Then run the suite you care about:

java -cp "target\test-classes;target\classes;$cp" com.demcha.compose.CurrentSpeedBenchmark
java -Dgraphcompose.benchmark.profile=smoke -cp "target\test-classes;target\classes;$cp" com.demcha.compose.CurrentSpeedBenchmark
java -cp "target\test-classes;target\classes;$cp" com.demcha.compose.ComparativeBenchmark
java -cp "target\test-classes;target\classes;$cp" com.demcha.compose.BenchmarkDiffTool current-speed
java -cp "target\test-classes;target\classes;$cp" com.demcha.compose.BenchmarkDiffTool comparative

Use the suite shortcut when possible.
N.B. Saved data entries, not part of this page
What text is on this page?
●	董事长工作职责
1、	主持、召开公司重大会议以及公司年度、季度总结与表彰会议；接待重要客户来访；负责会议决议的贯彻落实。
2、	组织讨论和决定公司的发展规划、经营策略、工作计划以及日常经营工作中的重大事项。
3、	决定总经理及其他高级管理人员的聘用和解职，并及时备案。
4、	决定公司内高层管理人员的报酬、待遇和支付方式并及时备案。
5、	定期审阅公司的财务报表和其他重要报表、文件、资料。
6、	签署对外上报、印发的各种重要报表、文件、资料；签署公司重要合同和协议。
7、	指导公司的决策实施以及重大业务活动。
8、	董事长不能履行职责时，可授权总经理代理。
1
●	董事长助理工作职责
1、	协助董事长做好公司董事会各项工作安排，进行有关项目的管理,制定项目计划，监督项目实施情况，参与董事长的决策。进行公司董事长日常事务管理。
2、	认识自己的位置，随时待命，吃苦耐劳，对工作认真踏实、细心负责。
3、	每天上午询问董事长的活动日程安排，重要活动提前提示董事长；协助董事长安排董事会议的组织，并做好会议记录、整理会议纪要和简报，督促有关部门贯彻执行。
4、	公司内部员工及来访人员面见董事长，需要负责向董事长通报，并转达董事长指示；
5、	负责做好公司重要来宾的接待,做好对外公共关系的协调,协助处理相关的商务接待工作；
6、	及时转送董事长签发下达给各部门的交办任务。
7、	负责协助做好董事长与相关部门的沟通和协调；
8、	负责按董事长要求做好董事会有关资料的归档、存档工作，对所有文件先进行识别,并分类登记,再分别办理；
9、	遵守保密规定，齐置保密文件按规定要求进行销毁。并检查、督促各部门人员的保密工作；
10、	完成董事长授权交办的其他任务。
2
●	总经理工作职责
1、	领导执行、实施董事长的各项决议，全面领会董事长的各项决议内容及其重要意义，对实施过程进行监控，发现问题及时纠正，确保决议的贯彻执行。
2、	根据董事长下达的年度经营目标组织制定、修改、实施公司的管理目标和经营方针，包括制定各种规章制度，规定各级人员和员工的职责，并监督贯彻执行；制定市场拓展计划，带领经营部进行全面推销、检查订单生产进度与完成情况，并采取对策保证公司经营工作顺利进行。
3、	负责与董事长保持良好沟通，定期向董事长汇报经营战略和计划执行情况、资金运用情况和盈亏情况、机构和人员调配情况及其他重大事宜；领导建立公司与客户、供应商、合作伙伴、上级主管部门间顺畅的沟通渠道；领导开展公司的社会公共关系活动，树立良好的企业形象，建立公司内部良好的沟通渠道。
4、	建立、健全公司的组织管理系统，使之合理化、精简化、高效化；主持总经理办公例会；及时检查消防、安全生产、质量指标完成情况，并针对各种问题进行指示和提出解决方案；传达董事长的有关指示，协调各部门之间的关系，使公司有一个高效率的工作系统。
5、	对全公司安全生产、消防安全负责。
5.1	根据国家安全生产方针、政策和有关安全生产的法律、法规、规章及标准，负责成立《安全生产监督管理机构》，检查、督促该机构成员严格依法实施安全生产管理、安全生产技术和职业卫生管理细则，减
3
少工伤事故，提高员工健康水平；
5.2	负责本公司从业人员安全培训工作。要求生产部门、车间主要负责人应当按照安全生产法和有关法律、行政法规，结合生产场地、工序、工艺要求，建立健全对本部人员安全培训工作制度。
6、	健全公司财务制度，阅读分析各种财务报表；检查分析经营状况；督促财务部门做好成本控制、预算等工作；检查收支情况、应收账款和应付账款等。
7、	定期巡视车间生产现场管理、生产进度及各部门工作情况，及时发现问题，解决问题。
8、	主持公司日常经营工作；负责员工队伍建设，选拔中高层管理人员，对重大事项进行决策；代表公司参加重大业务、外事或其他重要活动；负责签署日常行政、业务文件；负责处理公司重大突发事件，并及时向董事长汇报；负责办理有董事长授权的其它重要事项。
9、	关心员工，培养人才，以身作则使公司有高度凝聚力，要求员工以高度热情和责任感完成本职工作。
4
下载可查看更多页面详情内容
BenchmarkDiffTool current-speed already knows how to select the newest compatible pair for the current-speed suite.

Troubleshooting

Why did 09-diff-current-speed skip?

Because there were not yet two current-speed reports with the same profile as the latest run.

Example:

  • latest run is full
  • historical reports contain only one full run and several smoke runs
  • result: the diff is skipped because there is no compatible pair yet

Why do I see a scary sun.misc.Unsafe warning during 01-build-classpath?
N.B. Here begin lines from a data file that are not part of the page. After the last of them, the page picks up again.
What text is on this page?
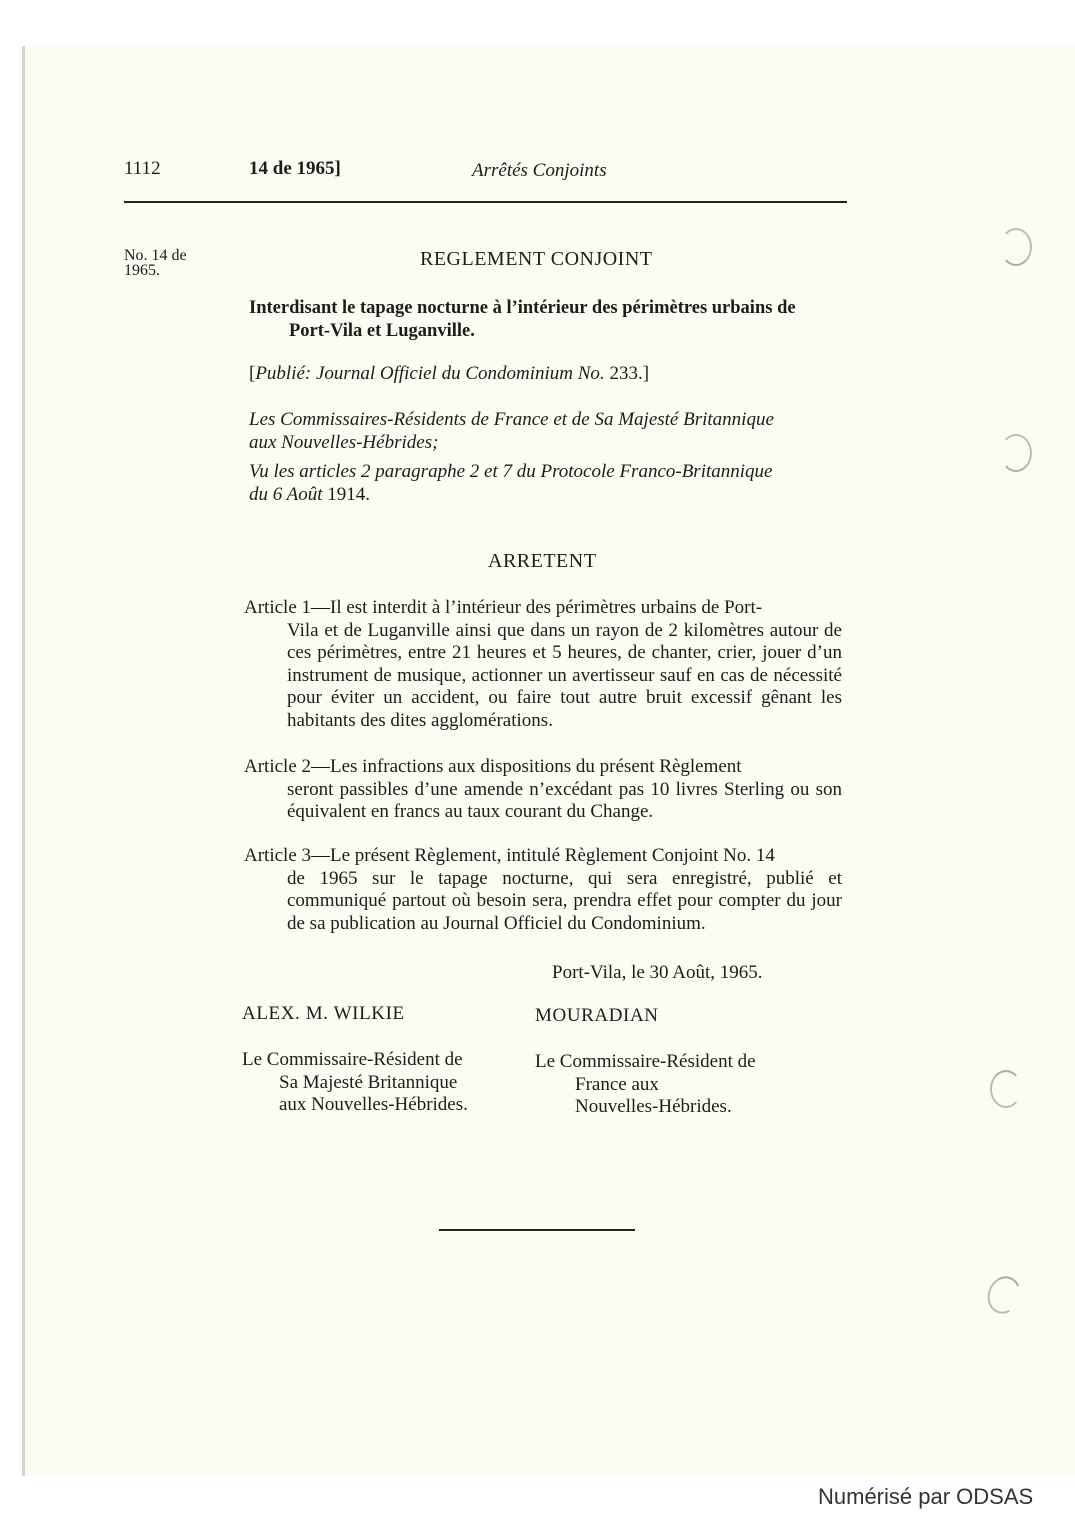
1112	14 de 1965]	Arrêtés Conjoints
No. 14 de
1965.
REGLEMENT CONJOINT
Interdisant le tapage nocturne à l’intérieur des périmètres urbains de
Port-Vila et Luganville.
[Publié: Journal Officiel du Condominium No. 233.]
Les Commissaires-Résidents de France et de Sa Majesté Britannique
aux Nouvelles-Hébrides;
Vu les articles 2 paragraphe 2 et 7 du Protocole Franco-Britannique
du 6 Août 1914.
ARRETENT
Article 1—Il est interdit à l’intérieur des périmètres urbains de Port-
Vila et de Luganville ainsi que dans un rayon de 2 kilomètres autour de ces périmètres, entre 21 heures et 5 heures, de chanter, crier, jouer d’un instrument de musique, actionner un avertisseur sauf en cas de nécessité pour éviter un accident, ou faire tout autre bruit excessif gênant les habitants des dites agglomérations.
Article 2—Les infractions aux dispositions du présent Règlement
seront passibles d’une amende n’excédant pas 10 livres Sterling ou son équivalent en francs au taux courant du Change.
Article 3—Le présent Règlement, intitulé Règlement Conjoint No. 14
de 1965 sur le tapage nocturne, qui sera enregistré, publié et communiqué partout où besoin sera, prendra effet pour compter du jour de sa publication au Journal Officiel du Condominium.
Port-Vila, le 30 Août, 1965.
ALEX. M. WILKIE	MOURADIAN
Le Commissaire-Résident de
Sa Majesté Britannique
aux Nouvelles-Hébrides.
Le Commissaire-Résident de
France aux
Nouvelles-Hébrides.
Numérisé par ODSAS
Today that warning comes from Lombok on newer JDKs. If the Maven section still ends with BUILD SUCCESS, treat it as noisy stderr, not as a benchmark failure.
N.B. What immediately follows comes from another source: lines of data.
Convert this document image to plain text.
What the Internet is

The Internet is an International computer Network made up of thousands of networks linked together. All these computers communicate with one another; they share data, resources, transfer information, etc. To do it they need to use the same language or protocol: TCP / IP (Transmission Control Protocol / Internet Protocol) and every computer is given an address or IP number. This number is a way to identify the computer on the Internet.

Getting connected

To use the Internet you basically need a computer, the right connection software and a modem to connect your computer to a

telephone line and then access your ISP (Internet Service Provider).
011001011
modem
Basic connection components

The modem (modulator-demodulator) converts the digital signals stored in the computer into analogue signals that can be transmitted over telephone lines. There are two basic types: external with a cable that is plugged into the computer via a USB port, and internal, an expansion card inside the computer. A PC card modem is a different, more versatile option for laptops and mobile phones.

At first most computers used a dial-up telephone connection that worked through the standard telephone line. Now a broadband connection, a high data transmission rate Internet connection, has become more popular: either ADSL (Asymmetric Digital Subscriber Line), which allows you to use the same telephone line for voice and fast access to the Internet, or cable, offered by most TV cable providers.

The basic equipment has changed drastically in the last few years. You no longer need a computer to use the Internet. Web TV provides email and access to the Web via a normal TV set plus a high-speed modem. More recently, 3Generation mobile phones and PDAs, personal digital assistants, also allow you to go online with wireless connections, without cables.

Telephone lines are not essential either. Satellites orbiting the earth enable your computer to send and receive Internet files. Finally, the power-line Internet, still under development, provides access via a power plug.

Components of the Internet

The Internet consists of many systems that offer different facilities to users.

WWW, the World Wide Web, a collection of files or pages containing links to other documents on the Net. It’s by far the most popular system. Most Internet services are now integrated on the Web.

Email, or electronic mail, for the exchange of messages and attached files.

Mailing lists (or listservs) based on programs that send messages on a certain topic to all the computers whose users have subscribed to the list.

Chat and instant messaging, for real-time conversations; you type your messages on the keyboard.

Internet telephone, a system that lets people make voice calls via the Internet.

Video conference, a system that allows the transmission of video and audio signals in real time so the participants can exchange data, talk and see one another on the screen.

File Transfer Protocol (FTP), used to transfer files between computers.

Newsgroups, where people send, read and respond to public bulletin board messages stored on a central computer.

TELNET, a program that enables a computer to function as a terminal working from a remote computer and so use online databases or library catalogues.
Why did one local run get much slower even though the code did not obviously change?

Local benchmark numbers are sensitive to machine conditions:

  • background CPU load
  • OneDrive or antivirus activity
  • thermal throttling
  • JVM warmup differences
  • GC timing

Do not call a one-off slowdown a code regression until repeated runs show the same direction.

Which numbers should I cite in docs or release notes?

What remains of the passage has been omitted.